From Richard Nixon: The request to add MSI installer logging was actually implemented, and Aftab managed to diagnose that there was indeed an "MSI fight" going on. UBS have now made AzureChefExtension dependent on the clashing Extension which causes them to install serially (meaning they no longer fight with each other).
We do still need to fix the problem that if the install has to be retried (typically Azure reruns it after 90 mins), the status is not correctly updated to the Azure framework, and looks as if it hasn't deployed correctly.
In addition, Aftab mentioned in https://getchef.zendesk.com/agent/tickets/27765 that the issue occurs in about 20% of cases when the following extensions are configured without the dependencies trick.
There are a number of ways to poll if Windows Installer is currently active to reduce (but not eliminate) the the likelihood of hitting the race condition. One is looking for the HKLM\Software\Microsoft\Windows\CurrentVersion\Installer\InProgress registry key (keep the wow64 registry redirector in mind).

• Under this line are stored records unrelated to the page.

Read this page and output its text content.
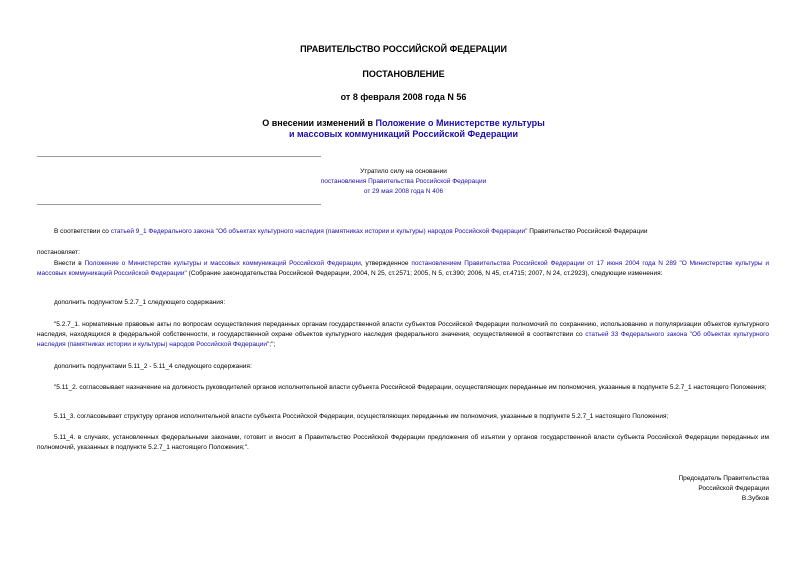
ПРАВИТЕЛЬСТВО РОССИЙСКОЙ ФЕДЕРАЦИИ
ПОСТАНОВЛЕНИЕ
от 8 февраля 2008 года N 56
О внесении изменений в Положение о Министерстве культуры
и массовых коммуникаций Российской Федерации
Утратило силу на основании
постановления Правительства Российской Федерации
от 29 мая 2008 года N 406
В соответствии со статьей 9_1 Федерального закона "Об объектах культурного наследия (памятниках истории и культуры) народов Российской Федерации" Правительство Российской Федерации
постановляет:
Внести в Положение о Министерстве культуры и массовых коммуникаций Российской Федерации, утвержденное постановлением Правительства Российской Федерации от 17 июня 2004 года N 289 "О Министерстве культуры и массовых коммуникаций Российской Федерации" (Собрание законодательства Российской Федерации, 2004, N 25, ст.2571; 2005, N 5, ст.390; 2006, N 45, ст.4715; 2007, N 24, ст.2923), следующие изменения:
дополнить подпунктом 5.2.7_1 следующего содержания:
"5.2.7_1. нормативные правовые акты по вопросам осуществления переданных органам государственной власти субъектов Российской Федерации полномочий по сохранению, использованию и популяризации объектов культурного наследия, находящихся в федеральной собственности, и государственной охране объектов культурного наследия федерального значения, осуществляемой в соответствии со статьей 33 Федерального закона "Об объектах культурного наследия (памятниках истории и культуры) народов Российской Федерации";";
дополнить подпунктами 5.11_2 - 5.11_4 следующего содержания:
"5.11_2. согласовывает назначение на должность руководителей органов исполнительной власти субъекта Российской Федерации, осуществляющих переданные им полномочия, указанные в подпункте 5.2.7_1 настоящего Положения;
5.11_3. согласовывает структуру органов исполнительной власти субъекта Российской Федерации, осуществляющих переданные им полномочия, указанные в подпункте 5.2.7_1 настоящего Положения;
5.11_4. в случаях, установленных федеральными законами, готовит и вносит в Правительство Российской Федерации предложения об изъятии у органов государственной власти субъекта Российской Федерации переданных им полномочий, указанных в подпункте 5.2.7_1 настоящего Положения;".
Председатель Правительства
Российской Федерации
В.Зубков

A more crude one would be to look for a currently executing msiexec process.
I believe what you are looking for is the _MSIExecute mutex
https://docs.microsoft.com/en-us/windows/win32/msi/-msiexecute-mutex
Msiexec can be running, and not actually holding the mutex. This gets you as close as you can get to avoiding the race condition.

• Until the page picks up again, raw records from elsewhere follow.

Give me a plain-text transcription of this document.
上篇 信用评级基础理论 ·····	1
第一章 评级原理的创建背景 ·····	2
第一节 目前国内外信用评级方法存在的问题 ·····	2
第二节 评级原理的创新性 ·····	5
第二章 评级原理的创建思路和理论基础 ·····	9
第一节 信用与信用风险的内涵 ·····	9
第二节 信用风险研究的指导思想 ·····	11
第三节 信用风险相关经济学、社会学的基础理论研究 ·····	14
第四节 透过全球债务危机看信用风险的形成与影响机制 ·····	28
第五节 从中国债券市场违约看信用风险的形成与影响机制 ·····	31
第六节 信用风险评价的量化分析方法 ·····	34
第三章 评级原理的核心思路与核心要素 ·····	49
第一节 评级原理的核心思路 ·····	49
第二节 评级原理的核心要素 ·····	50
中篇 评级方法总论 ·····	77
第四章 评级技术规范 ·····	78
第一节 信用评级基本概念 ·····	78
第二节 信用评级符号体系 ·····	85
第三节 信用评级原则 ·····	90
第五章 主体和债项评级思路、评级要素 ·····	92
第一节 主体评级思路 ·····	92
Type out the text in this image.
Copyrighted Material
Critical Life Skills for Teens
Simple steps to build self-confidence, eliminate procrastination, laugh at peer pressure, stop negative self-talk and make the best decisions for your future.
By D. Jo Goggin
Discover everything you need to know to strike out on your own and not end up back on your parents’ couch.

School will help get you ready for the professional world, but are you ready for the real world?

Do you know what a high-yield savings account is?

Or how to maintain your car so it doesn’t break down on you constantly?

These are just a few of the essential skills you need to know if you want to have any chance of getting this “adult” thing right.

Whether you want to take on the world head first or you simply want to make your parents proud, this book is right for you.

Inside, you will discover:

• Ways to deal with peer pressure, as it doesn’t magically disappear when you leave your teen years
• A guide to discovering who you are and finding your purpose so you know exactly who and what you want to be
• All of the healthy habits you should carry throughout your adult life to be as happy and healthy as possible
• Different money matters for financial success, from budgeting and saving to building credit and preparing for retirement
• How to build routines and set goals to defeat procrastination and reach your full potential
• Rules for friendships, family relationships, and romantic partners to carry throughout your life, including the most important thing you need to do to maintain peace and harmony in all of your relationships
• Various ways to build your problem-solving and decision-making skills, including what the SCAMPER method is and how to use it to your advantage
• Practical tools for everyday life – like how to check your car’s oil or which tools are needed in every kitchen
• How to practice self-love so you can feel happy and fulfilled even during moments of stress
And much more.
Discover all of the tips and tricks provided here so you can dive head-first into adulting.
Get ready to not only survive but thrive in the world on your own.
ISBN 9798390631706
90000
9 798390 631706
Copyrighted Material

Thanks @caroysMSFT, that's helpful. @ayushbhatt29, looks like we just need to call QueryServiceStatusEx to get the status of the MSI Installer service to avoid an MSI fight.

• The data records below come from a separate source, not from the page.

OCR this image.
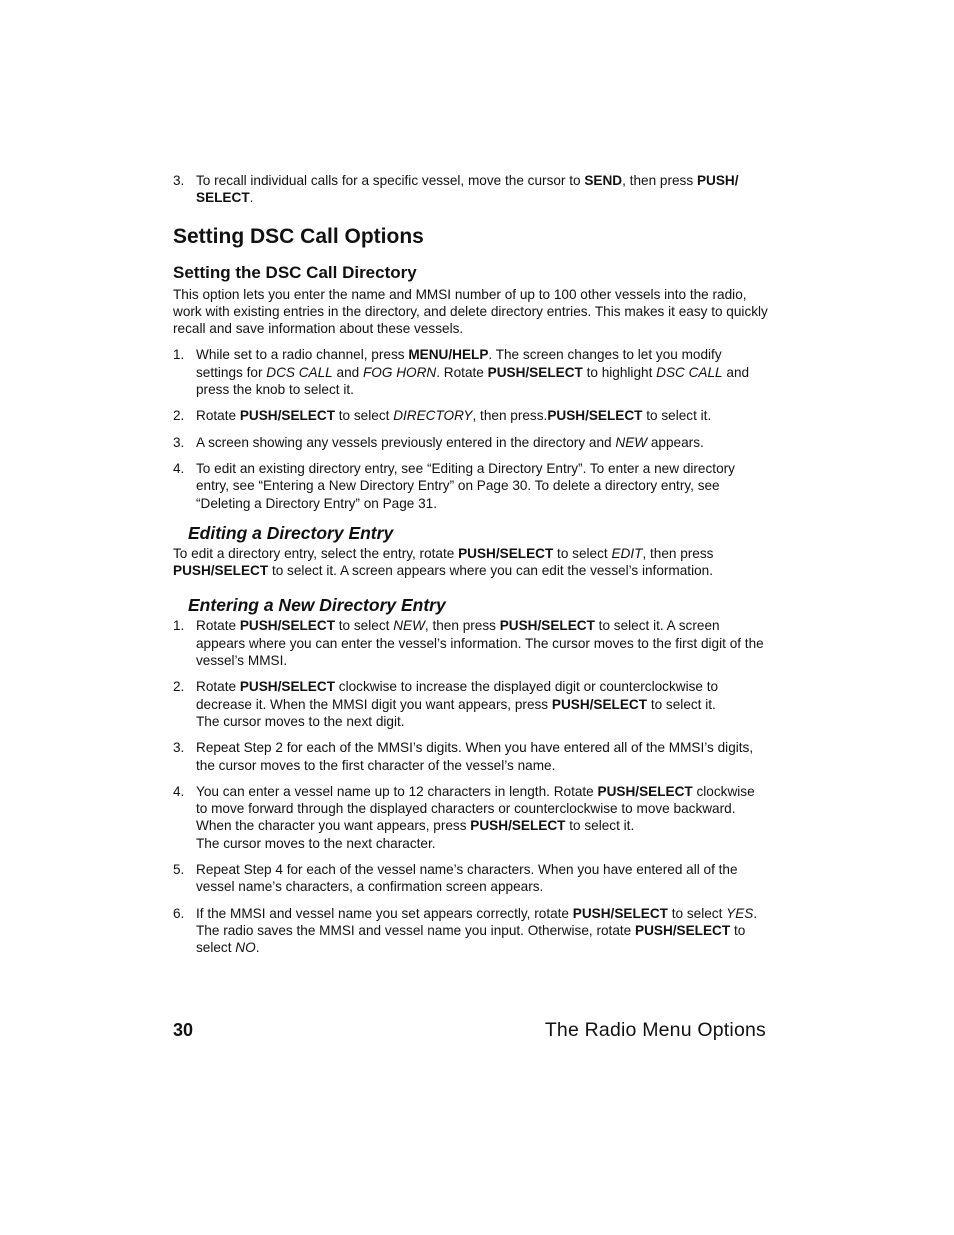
3. To recall individual calls for a specific vessel, move the cursor to SEND, then press PUSH/ SELECT.
Setting DSC Call Options
Setting the DSC Call Directory
This option lets you enter the name and MMSI number of up to 100 other vessels into the radio, work with existing entries in the directory, and delete directory entries. This makes it easy to quickly recall and save information about these vessels.
1. While set to a radio channel, press MENU/HELP. The screen changes to let you modify settings for DCS CALL and FOG HORN. Rotate PUSH/SELECT to highlight DSC CALL and press the knob to select it.
2. Rotate PUSH/SELECT to select DIRECTORY, then press.PUSH/SELECT to select it.
3. A screen showing any vessels previously entered in the directory and NEW appears.
4. To edit an existing directory entry, see “Editing a Directory Entry”. To enter a new directory entry, see “Entering a New Directory Entry” on Page 30. To delete a directory entry, see “Deleting a Directory Entry” on Page 31.
Editing a Directory Entry
To edit a directory entry, select the entry, rotate PUSH/SELECT to select EDIT, then press PUSH/SELECT to select it. A screen appears where you can edit the vessel’s information.
Entering a New Directory Entry
1. Rotate PUSH/SELECT to select NEW, then press PUSH/SELECT to select it. A screen appears where you can enter the vessel’s information. The cursor moves to the first digit of the vessel’s MMSI.
2. Rotate PUSH/SELECT clockwise to increase the displayed digit or counterclockwise to decrease it. When the MMSI digit you want appears, press PUSH/SELECT to select it.
The cursor moves to the next digit.
3. Repeat Step 2 for each of the MMSI’s digits. When you have entered all of the MMSI’s digits, the cursor moves to the first character of the vessel’s name.
4. You can enter a vessel name up to 12 characters in length. Rotate PUSH/SELECT clockwise to move forward through the displayed characters or counterclockwise to move backward. When the character you want appears, press PUSH/SELECT to select it.
The cursor moves to the next character.
5. Repeat Step 4 for each of the vessel name’s characters. When you have entered all of the vessel name’s characters, a confirmation screen appears.
6. If the MMSI and vessel name you set appears correctly, rotate PUSH/SELECT to select YES. The radio saves the MMSI and vessel name you input. Otherwise, rotate PUSH/SELECT to select NO.
30	The Radio Menu Options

We still need to make sure we correctly update state info for Azure (important for reporting on deployment state in large estates)
QueryServiceStatusEx was the wrong takeaway from that article. You need to query the named system mutex "_MSIExecute" to see if someone is holding on to it.
This article is a good start
Thanks @caroysMSFT for the suggestion.
We tried recreating the issue and introduced the MSI installer logging using
Test-Path HKLM:\Software\Microsoft\Windows\CurrentVersion\Installer\InProgress
however we were unable to reproduce the issue in hand.
While trying to install the chef extension along with other extensions which require the MSI installer, the installation would succeeded every time & the status of the MSI installer won't log a clash.
I believe we would require some more details on how to recreate this issue.
If Azure Chef Client extension is deployed to a machine along with another extension that needs the MSI installer, the Chef Client Extension fails because the MSI installer is busy.
Wait/Retries are not correctly handled in the extension, but if DINE policy (Deploy if not exists) causes a retry, the client will eventually install, but does not update its status to Azure.